Il s’appelait Georges Char­pak et avait réno­vé l’enseignement des sciences à l’école pri­maire en créant avec Pierre Léna et Yves Qué­ré « La Main à la pâte ».

“ Donner envie d’étudier les sciences et leurs conséquences sur notre société ”

Il illus­trait ain­si la péda­go­gie uti­li­sée : « À huit, neuf ou dix ans, les enfants font de l’astronomie diurne, à l’aide de petits bal­lons de bau­druche gon­flés et d’une lampe élec­trique puis­sante. Par groupe de quatre, ils dis­cutent pour com­prendre les mou­ve­ments de la Terre et du Soleil, ain­si que les sai­sons qui en résultent.

Or, je suis per­sua­dé que 80 % des adultes sont inca­pables d’expliquer la dif­fé­rence entre l’été et l’hiver. » Grâce aux élèves poly­tech­ni­ciens qui avaient choi­si d’effectuer leur stage de for­ma­tion humaine – qui rem­pla­çait depuis 2000 le ser­vice mili­taire – dans une école pri­maire pra­ti­quant cette péda­go­gie, j’ai eu la chance de par­ti­ci­per à quelques cours.

De cette expé­rience, je suis sor­ti convain­cu qu’il fal­lait intro­duire cette méthode dans l’enseignement supé­rieur, méthode à mes yeux par­fai­te­ment adap­tée à ceux qui sont plus atti­rés par l’expérimentation que par la théo­rie, tout au moins en pre­mière approche.

REPÈRES

Reprenant une idée américaine (Hands On, Leon Lederman, Chicago), Georges Charpak a lancé en 1995 l’opération « La Main à la pâte », qui « vise à développer un enseignement des sciences fondé sur l’investigation à l’école primaire et au collège […] permettant de stimuler chez les élèves esprit scientifique, compréhension du monde et capacités d’expression ».

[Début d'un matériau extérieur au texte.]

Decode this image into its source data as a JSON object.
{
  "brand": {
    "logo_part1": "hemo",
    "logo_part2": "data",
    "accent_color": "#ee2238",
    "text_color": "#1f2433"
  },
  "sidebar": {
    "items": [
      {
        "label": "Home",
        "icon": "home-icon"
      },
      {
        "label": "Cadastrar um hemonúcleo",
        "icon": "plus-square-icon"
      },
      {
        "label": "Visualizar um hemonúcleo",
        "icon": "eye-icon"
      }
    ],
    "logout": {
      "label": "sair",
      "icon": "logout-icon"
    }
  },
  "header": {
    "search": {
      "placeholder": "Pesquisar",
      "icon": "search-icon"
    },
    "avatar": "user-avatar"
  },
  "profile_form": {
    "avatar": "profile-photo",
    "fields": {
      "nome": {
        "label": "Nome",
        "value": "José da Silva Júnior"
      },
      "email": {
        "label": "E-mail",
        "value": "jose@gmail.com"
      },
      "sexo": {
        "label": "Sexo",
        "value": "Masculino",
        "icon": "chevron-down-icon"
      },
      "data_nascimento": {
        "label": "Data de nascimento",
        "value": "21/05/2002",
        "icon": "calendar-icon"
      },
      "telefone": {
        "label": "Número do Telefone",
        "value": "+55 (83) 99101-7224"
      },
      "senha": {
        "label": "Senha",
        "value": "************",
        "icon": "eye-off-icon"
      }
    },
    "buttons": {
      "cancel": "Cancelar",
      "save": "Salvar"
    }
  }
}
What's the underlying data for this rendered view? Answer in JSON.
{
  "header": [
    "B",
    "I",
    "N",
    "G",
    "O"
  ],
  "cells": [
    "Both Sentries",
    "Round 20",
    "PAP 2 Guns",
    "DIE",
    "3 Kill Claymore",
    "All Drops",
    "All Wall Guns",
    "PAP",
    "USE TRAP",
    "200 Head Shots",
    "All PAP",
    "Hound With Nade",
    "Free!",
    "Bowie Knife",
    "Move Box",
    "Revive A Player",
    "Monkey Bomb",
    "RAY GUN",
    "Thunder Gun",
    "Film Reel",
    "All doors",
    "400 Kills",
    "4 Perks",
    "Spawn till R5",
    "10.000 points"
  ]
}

De l’idée au projet concrétisé

En 2009, j’ai pro­fi­té d’un sémi­naire sur la diver­si­té orga­ni­sé par les écoles de Paris­Tech pour reprendre cette idée en l’adaptant aux jeunes étu­diants pos­sé­dant un fort poten­tiel mais peu à l’aise dans une approche théo­rique des sciences, ou que les études longues peuvent décou­ra­ger parce qu’ils ne béné­fi­cient pas d’un fort sou­tien familial.

Les pre­miers concer­nés étant les étu­diants issus des zones urbaines sen­sibles et des zones rurales, c’est vers eux que nous nous sommes en prio­ri­té tournés.

Cette idée s’est trans­for­mée en un pro­jet qui a vu le jour en sep­tembre 2013 sous le nom d’« Ins­ti­tut Vil­le­bon – Georges- Char­pak ». Une équipe péda­go­gique extra­or­di­nai­re­ment moti­vée et com­pé­tente, com­po­sée d’enseignants des grandes écoles de Paris­Tech mais aus­si des uni­ver­si­tés Paris-Sud et Paris Des­cartes, en a été le moteur.

Cette équipe s’est consti­tuée spon­ta­né­ment autour d’une péda­go­gie qui « donne confiance en soi et per­mette de prendre conscience de ses capa­ci­tés », « donne envie d’étudier les sciences et leurs consé­quences sur notre socié­té » et « déve­loppe la créa­ti­vi­té et le goût de l’expérimentation ».

Sélectionner les étudiants, définir les programmes

La pre­mière démarche a été de conce­voir une méthode de sélec­tion des étu­diants sans lien direct avec les résul­tats sco­laires, fon­dée sur un entre­tien visant à tes­ter leur moti­va­tion et leur capa­ci­té à convaincre, sur la syn­thèse d’un texte scien­ti­fique ou tech­no­lo­gique et sur leur atti­tude lors d’une épreuve de créa­ti­vi­té en groupe.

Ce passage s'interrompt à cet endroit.